In odd sidling ways Goldsmith bethinks
himself to give his principal heroine a shadow of
the virtues he has not bestowed upon her. When
the unhappy Williams, above-mentioned, has been used
in vain by Olivia, and the squire has not declared
himself, and she is on the point of keeping her word
to Williams by marrying him, the Vicar creates a situation
out of it all that takes the reader roundly by surprise:
“I frequently applauded her resolution in preferring
happiness to ostentation.” The good Goldsmith!
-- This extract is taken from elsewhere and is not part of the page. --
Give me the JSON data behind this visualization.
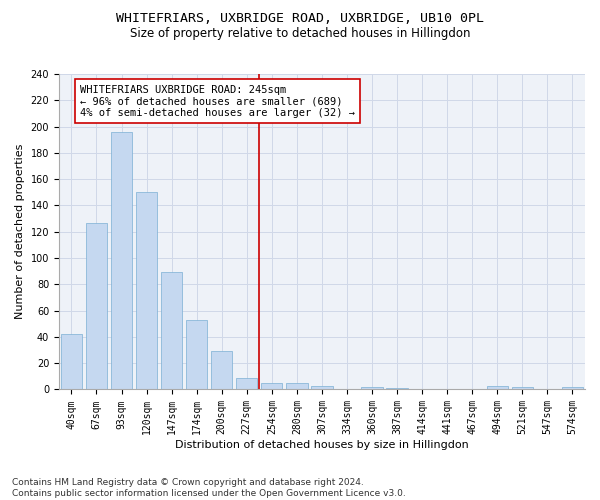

Here is Olivia perfectly frank with her father as
to her exceedingly sincere preference for ostentation,
and as to her stratagem to try to obtain it at the
expense of honour and of neighbour Williams; her mind
is as well known to her father as her father’s
mind is known to Oliver Goldsmith, and as Oliver Goldsmith’s,
Dr. Primrose’s, and Olivia’s minds are
known to the reader. And in spite of all, your
Goldsmith and your Vicar turn you this phrase to your
very face. You hardly know which way to look;
it is so disconcerting.
Seeing that Olivia (with her chance-recovered
virtue) and Sophia may both be expected to grow into
the kind of matronhood represented by their mother,
it needs all the conditions of fiction to surround
the close of their love-affairs with the least semblance
of dignity. Nor, in fact, can it be said that
the final winning of Sophia is an incident that errs
by too much dignity. The scene is that in which
Burchell, revealed as Sir William Thornhill, feigns
to offer her in marriage to the good-natured rogue,
Jenkinson, fellow prisoner with her father, in order
that, on her indignant and distressed refusal, he may
surprise her agreeably by crying, “What?
Not have him? If that be the case, I think
I must have you myself.” Even for an avowedly
eccentric master of whims, this is playing with forbidden
ironies. True, he catches her to his breast
with ardour, and calls her “sensible.”
“Such sense and such heavenly beauty,”
finally exclaims the happy man. Let us make him
a present of the heavenly beauty. It is the
only thing not disproved, not dispraised, not disgraced,
by a candid study of the Ladies of the Idyll.